Changing shopping habits and ever-increasing consumer expectations have led to decreasing profits, a sharp decline in footfall, and numerous high-street store closures.
Meanwhile the internet retail giants, such as Amazon, have gone from strength-to-strength, increasing their market share and customer retention rates year-on-year. With high-street retailers left scrabbling to reimagine business processes in an effort to win back customers, on-demand delivery is rapidly emerging as the key strategic pillar for them to compete across an increasingly digital landscape.
Innovation might win the battle
In an attempt to entice customers back to the high street, many retailers have made significant investments in innovative technology, from augmented reality in ‘smart mirrors’ – allowing customers to ‘try on’ and flip between different outfits – to virtual reality in ‘Holo-Rooms’ enabling customers to experience products before they buy. While these technologies go some way to evolving customers’ experiences with a brand, retailers might be putting the cart before the horse – these advancements do not necessarily address the real reasons consumers are no longer flocking to high street stores.
Today’s consumers are time-poor and are in need of retailers whose purchasing model suits their individual lifestyles. There’s too much choice and it’s too easy to walk away – it could be anything from that fact that the goods they are looking to buy seem a little too heavy to carry home or the payment form online is too complex. Technology is the key to retailers being able to provide a service tailored to modern-day consumers, but it must be applied with purpose and strategy if it is to have the impact retailers desire.
Convenience will win the war
Take Amazon, for example. Subject to ever-more public scrutiny following corporate tax scandals and questionable product selections, it’s not just a strong brand affinity that’s driving people to shop with them. In fact, the value of brand image is slowly being eroded throughout the digital age in which Customer Experience comes out on top. The truth is, brand loyalty is no longer as influential as it once was in purchasing decisions or customer retention.
As a result, consumers are switching from beloved household retail names to purchasing goods from internet giants. Through the right delivery models, these companies can power a level of immediacy and convenience for customers that other retailers have so far found difficult. Convenience is a commodity customers are willing to pay for – 40 percent of consumers are willing to pay premiums for same-day or instant delivery. And so, retailers should hone in on the services that consumers actually want.
Tremendous take-up of Amazon’s ‘one-click checkout’ service proves that convenience wins every time and has caused Amazon to roll-out Prime Now, in which products can be delivered as quickly as an hour after placing an order. Amazon’s business model has not only capitalised on consumer behaviour but created consumer expectations and now, rapid convenient delivery has become an expectation that all retailers have to contend with – the Amazon effect.
Naturally, technological advances can help brands offer new services.
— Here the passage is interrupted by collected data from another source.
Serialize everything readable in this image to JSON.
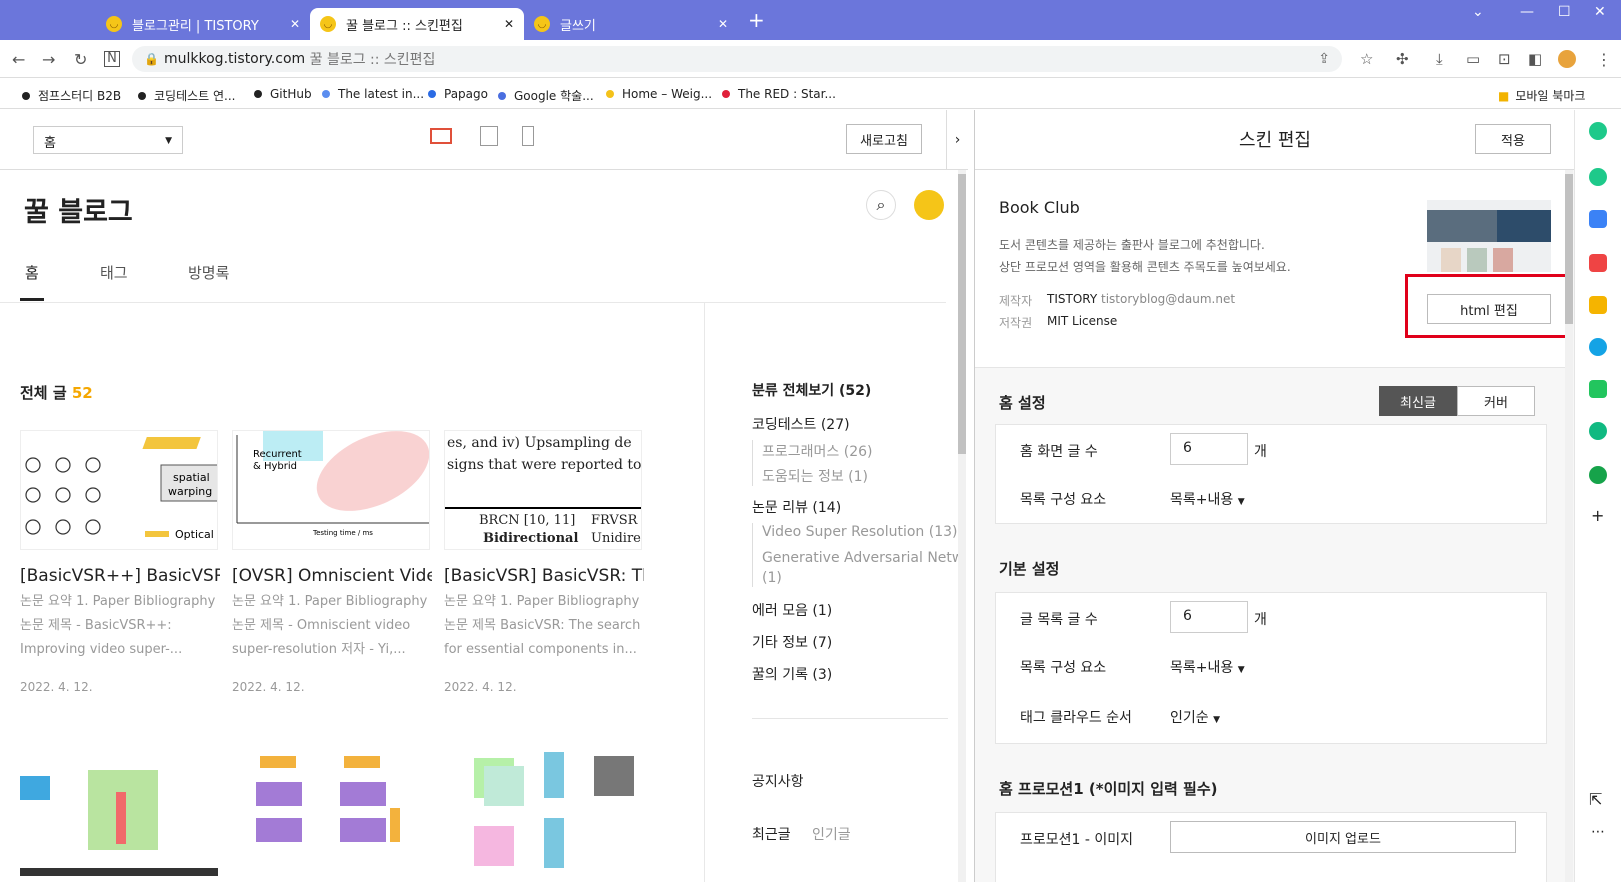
{
  "tabs": [
    {
      "label": "블로그관리 | TISTORY"
    },
    {
      "label": "꿀 블로그 :: 스킨편집"
    },
    {
      "label": "글쓰기"
    }
  ],
  "url": {
    "domain": "mulkkog.tistory.com",
    "title": "꿀 블로그 :: 스킨편집"
  },
  "bookmarks": [
    {
      "label": "점프스터디 B2B",
      "color": "#222"
    },
    {
      "label": "코딩테스트 연...",
      "color": "#222"
    },
    {
      "label": "GitHub",
      "color": "#222"
    },
    {
      "label": "The latest in...",
      "color": "#5b8def"
    },
    {
      "label": "Papago",
      "color": "#2b6be4"
    },
    {
      "label": "Google 학술...",
      "color": "#4a6ee0"
    },
    {
      "label": "Home – Weig...",
      "color": "#f4c21a"
    },
    {
      "label": "The RED : Star...",
      "color": "#e0203a"
    }
  ],
  "mobile_bookmark": "모바일 북마크",
  "toolbar": {
    "select": "홈",
    "refresh": "새로고침"
  },
  "blog": {
    "title": "꿀 블로그",
    "nav": [
      "홈",
      "태그",
      "방명록"
    ],
    "all_posts": "전체 글",
    "count": "52"
  },
  "posts": [
    {
      "title": "[BasicVSR++] BasicVSR+...",
      "ex1": "논문 요약 1. Paper Bibliography",
      "ex2": "논문 제목 - BasicVSR++:",
      "ex3": "Improving video super-...",
      "date": "2022. 4. 12."
    },
    {
      "title": "[OVSR] Omniscient Vide...",
      "ex1": "논문 요약 1. Paper Bibliography",
      "ex2": "논문 제목 - Omniscient video",
      "ex3": "super-resolution 저자 - Yi,...",
      "date": "2022. 4. 12."
    },
    {
      "title": "[BasicVSR] BasicVSR: Th...",
      "ex1": "논문 요약 1. Paper Bibliography",
      "ex2": "논문 제목 BasicVSR: The search",
      "ex3": "for essential components in...",
      "date": "2022. 4. 12."
    }
  ],
  "thumbs": {
    "t1a": "spatial",
    "t1b": "warping",
    "t1c": "Optical",
    "t2a": "Recurrent",
    "t2b": "& Hybrid",
    "t2c": "Testing time / ms",
    "t3a": "es, and iv) Upsampling de",
    "t3b": "signs that were reported to",
    "t3c": "BRCN [10, 11]",
    "t3d": "FRVSR",
    "t3e": "Bidirectional",
    "t3f": "Unidirec"
  },
  "categories": {
    "all": "분류 전체보기 (52)",
    "items": [
      "코딩테스트 (27)",
      "프로그래머스 (26)",
      "도움되는 정보 (1)",
      "논문 리뷰 (14)",
      "Video Super Resolution (13)",
      "Generative Adversarial Netw..",
      "(1)",
      "에러 모음 (1)",
      "기타 정보 (7)",
      "꿀의 기록 (3)"
    ],
    "notice": "공지사항",
    "recent": "최근글",
    "popular": "인기글"
  },
  "skin": {
    "header": "스킨 편집",
    "apply": "적용",
    "name": "Book Club",
    "desc1": "도서 콘텐츠를 제공하는 출판사 블로그에 추천합니다.",
    "desc2": "상단 프로모션 영역을 활용해 콘텐츠 주목도를 높여보세요.",
    "maker_label": "제작자",
    "maker": "TISTORY",
    "email": "tistoryblog@daum.net",
    "license_label": "저작권",
    "license": "MIT License",
    "html_edit": "html 편집"
  },
  "home": {
    "title": "홈 설정",
    "tab1": "최신글",
    "tab2": "커버",
    "r1": "홈 화면 글 수",
    "v1": "6",
    "unit": "개",
    "r2": "목록 구성 요소",
    "v2": "목록+내용"
  },
  "basic": {
    "title": "기본 설정",
    "r1": "글 목록 글 수",
    "v1": "6",
    "unit": "개",
    "r2": "목록 구성 요소",
    "v2": "목록+내용",
    "r3": "태그 클라우드 순서",
    "v3": "인기순"
  },
  "promo": {
    "title": "홈 프로모션1 (*이미지 입력 필수)",
    "r1": "프로모션1 - 이미지",
    "btn": "이미지 업로드"
  },
  "colors": {
    "accent": "#f5a700",
    "highlight": "#e0001a",
    "tabbar": "#6b76db"
  }
}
But a business’ strategy for customer retention, acquisition, and experience must be rooted in solving your consumer’s problems. It is this consumer-first approach, with technology facilitating the needs of consumers, that is key to the future success of the British retail industry.
A whole new world
It’s a difficult time for the high street retailer. It’s a whole new world out there and one in which Amazon is quickly swallowing up the high street. Earlier this month, the executive chairman of New Look said that retailers “have been defending instead of attacking”, but if they are to thrive in this new, uncertain world, high street stores need to take a proactive approach in making the impact of both their physical store offerings and online channels more powerful. On-demand delivery is the place to start.
Amazon, truly ‘gets’ what 2019 consumers need – and they need it now! Its business model has not only capitalised on a shift towards impulsive shopping behaviour, but driven it, and now the Amazon effect has made rapid convenient delivery the new normal. Failure to adapt will see the prophecy of a dying retail industry come true in 2019.